Allow Use of Docker Secrets and Automagically URL Encode DB Passwords

Feature Requests
1

This feature request comes with a working solution. I’m just not sure where to implement it in the Vaultwarden repo so i can’t create create a pull request proposing an implementation myself.

Feature Request
Support passing a raw (i.e. non-url encoded) database password as a secret to the Vaultwarden docker container.

Background
When using MariaDB, MySQL, or PostgreSQL as the database backend for Vaultwarden, you must specify DATABASE_URL as a environmental variable. Additionally, the password for these must be URL Encoded. It is assumed that you will construct this variable outside of the container and pass it as a variable, exposing it to all the world.

However, it is possible to make the docker container construct it using just 15 lines of code instead. You won’t even need to add any packages.

Barebones Example:
The set-env-from-secrets.sh script is used to read docker secret db_password, url encode it, and use it to construct and set the DATABASE_URL environmental variable. To ensure it is run before vaultwarden, it is copied to /etc/vaultwarden.d/set-env-from-secrets.sh in the vaultwarden container.

In addition, the set-env-from-secrets.sh file also sets the ADMIN_TOKEN variable, so you can check the admin diagnostics page to verify PostgresSQL is being used as the backend.
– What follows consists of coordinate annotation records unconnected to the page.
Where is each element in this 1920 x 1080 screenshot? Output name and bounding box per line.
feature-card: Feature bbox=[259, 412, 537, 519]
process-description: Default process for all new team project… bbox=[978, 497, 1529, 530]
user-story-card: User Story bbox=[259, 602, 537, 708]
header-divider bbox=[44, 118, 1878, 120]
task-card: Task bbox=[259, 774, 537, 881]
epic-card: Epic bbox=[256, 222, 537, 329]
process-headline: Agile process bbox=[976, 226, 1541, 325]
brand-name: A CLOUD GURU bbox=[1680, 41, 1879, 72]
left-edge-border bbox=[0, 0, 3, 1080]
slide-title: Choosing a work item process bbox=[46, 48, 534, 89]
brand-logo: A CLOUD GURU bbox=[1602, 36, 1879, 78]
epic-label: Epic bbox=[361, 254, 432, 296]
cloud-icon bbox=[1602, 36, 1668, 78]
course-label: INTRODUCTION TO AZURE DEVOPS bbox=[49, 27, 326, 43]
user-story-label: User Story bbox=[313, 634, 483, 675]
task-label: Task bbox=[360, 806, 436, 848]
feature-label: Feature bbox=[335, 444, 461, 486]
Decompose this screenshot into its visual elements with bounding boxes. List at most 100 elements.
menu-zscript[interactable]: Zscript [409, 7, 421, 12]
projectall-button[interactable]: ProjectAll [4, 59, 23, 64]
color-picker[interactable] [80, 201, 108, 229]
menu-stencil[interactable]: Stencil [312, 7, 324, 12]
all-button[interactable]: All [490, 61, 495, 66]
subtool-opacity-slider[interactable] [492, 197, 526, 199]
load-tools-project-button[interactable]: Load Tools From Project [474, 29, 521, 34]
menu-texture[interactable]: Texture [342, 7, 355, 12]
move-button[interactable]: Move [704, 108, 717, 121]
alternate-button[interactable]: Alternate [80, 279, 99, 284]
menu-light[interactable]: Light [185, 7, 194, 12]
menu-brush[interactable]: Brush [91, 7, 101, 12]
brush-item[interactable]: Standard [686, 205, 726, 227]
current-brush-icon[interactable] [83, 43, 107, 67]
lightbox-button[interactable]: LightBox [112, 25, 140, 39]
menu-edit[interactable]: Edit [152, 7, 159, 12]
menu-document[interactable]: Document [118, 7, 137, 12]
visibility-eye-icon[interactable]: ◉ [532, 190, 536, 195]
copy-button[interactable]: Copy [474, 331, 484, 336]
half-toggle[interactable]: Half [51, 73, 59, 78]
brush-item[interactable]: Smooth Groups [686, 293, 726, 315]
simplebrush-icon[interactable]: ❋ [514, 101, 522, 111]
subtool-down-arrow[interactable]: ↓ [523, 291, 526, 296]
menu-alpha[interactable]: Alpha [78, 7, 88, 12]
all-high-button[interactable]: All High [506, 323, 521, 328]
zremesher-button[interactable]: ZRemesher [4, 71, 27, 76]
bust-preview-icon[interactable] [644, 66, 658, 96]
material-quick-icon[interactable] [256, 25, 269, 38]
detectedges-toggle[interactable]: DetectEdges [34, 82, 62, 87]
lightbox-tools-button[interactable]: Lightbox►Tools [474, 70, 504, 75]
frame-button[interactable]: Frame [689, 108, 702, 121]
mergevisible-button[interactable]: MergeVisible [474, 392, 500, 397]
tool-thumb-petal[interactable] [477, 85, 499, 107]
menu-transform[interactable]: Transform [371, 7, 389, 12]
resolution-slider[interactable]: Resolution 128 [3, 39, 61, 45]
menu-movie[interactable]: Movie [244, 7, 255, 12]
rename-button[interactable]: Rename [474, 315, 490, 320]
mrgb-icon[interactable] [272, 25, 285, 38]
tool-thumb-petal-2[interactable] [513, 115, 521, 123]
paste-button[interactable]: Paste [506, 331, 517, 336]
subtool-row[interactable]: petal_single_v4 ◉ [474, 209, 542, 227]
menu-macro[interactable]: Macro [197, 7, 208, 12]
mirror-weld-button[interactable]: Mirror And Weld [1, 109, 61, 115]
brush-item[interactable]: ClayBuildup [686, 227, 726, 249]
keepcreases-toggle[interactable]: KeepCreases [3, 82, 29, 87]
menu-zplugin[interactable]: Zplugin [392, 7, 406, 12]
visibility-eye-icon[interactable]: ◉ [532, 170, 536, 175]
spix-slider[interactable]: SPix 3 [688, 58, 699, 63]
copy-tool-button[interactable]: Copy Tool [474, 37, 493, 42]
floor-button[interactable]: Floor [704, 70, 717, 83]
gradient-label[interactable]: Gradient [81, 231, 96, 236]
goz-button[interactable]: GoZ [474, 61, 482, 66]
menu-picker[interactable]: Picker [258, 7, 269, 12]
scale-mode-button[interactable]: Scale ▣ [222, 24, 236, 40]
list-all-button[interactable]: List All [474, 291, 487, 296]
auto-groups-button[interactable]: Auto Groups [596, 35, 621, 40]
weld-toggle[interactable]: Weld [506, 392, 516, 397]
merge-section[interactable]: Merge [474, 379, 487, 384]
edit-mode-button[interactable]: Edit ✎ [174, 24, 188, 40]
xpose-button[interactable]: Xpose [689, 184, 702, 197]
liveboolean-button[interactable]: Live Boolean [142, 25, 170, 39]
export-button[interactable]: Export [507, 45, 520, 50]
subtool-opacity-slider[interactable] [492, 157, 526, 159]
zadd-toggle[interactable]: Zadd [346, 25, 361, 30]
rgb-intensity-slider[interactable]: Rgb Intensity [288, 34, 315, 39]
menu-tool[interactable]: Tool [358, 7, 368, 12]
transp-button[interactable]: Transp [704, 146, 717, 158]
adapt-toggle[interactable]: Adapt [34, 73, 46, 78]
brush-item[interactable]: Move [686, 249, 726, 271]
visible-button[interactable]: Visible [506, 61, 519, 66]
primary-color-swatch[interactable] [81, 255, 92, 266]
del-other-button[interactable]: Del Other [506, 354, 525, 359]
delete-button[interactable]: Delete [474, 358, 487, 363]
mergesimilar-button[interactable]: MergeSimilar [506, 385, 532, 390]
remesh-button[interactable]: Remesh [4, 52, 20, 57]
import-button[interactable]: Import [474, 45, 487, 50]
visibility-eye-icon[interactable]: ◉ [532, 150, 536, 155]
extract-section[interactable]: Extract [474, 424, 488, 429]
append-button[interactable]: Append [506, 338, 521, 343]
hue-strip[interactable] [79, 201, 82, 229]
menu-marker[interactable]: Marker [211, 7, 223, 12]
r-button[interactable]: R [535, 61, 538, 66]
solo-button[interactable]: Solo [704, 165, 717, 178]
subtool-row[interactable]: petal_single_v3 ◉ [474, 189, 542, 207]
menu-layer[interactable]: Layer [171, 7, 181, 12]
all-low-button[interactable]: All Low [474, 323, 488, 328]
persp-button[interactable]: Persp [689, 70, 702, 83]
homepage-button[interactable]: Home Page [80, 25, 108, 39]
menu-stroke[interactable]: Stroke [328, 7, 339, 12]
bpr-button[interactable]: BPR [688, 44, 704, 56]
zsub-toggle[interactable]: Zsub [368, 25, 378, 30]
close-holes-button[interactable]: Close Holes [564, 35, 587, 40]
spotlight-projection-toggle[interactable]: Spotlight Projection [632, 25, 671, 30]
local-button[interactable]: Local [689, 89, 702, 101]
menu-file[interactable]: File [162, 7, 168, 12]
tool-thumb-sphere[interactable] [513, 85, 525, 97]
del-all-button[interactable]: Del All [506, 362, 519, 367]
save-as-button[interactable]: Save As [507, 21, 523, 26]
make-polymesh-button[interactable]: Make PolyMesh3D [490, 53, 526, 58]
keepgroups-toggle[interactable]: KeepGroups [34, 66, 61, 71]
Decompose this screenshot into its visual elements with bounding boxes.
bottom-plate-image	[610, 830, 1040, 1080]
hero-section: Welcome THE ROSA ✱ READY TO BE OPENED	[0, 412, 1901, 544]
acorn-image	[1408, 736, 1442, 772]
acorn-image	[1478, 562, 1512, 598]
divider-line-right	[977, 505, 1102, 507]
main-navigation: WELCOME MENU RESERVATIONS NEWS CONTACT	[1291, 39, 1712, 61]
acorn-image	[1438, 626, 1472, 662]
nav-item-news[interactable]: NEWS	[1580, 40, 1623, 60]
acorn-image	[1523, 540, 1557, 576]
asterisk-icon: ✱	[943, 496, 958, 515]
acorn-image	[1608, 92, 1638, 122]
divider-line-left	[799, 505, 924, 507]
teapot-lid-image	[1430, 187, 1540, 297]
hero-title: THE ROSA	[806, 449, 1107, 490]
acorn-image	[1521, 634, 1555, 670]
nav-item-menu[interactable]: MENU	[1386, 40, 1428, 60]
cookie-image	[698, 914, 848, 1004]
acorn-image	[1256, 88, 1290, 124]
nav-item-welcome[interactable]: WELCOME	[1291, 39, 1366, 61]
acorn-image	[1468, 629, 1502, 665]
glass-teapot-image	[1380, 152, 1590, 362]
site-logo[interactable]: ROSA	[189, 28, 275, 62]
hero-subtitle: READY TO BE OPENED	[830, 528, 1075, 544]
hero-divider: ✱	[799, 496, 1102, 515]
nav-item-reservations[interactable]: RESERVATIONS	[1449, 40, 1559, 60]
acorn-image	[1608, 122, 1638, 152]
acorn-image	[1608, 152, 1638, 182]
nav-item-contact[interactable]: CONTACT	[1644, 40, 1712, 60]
This example assumes the following directory layout:

docker-compose.yaml
./config/set-env-from-secrets.sh
./secrets/admin_token
./secrets/db_password

File Contents

docker-compose.yaml 
version: '3'
services:
  postgres:
    image: docker.io/library/postgres:14
    restart: always
    environment:
      POSTGRES_DB: 'vaultwarden'
      POSTGRES_USER: 'warden'
      POSTGRES_PASSWORD_FILE: /run/secrets/db_password
    secrets:
      - db_password
    volumes:
      - postgres_vol:/var/lib/postgresql/data:rw
    expose:
      - 5432

  vaultwarden:
    image: docker.io/vaultwarden/server:latest
    depends_on:
      - postgres
    restart: always
    environment:
      URL_TEMPLATE: 'postgres://warden:%s@postgres/vaultwarden'
    configs:
      - source: set_vaultwarden_env
        target: /etc/vaultwarden.d/set-env-from-secrets.sh
    secrets:
      - admin_token
      - db_password
    volumes:
      - vaultwarden_vol:/data/:rw
    ports:
      - "8080:80"

secrets:
  admin_token:
    file: ./secrets/admin_token
  db_password:
    file: ./secrets/db_password

configs:
  set_vaultwarden_env:
    file: ./config/vaultwarden/set-env-from-secrets.sh

volumes:
  postgres_vol:
  vaultwarden_vol:
set-env-from-secrets.sh 
#!/usr/bin/env sh
url_encode () {
  string=$*
  while [ -n "$string" ]; do
    tail=${string#?}
    head=${string%$tail}
    case $head in
      [-._~0-9A-Za-z]) printf %c "$head";;
      *) printf %%%02x "'$head"
    esac
    string=$tail
  done
  echo
}
export DATABASE_URL=$(printf "$URL_TEMPLATE" "$(url_encode $(cat /run/secrets/db_password))")
export ADMIN_TOKEN=$(cat /run/secrets/admin_token)

The admin_token and db_password files contain password strings. Set them yourself or generate them via:

gpg --dry-run --gen-random --armor 1 64 > ./secrets/admin_token 2> /dev/null
gpg --dry-run --gen-random --armor 1 64 > ./secrets/db_password 2> /dev/null
2

I’m not sure if we want this as part of the codebase it self.
But a mention of this somewhere in the wiki probably somewhere regarding docker-compose would be nice i think.

3

A clever workaround (at least for postgres) is to use libpq’s environment to pass the credentials out of band from DB url. This avoids the encoding issue and prevents the information from being presented on the admin page.
If/when diesel stops using libpq - then this might break.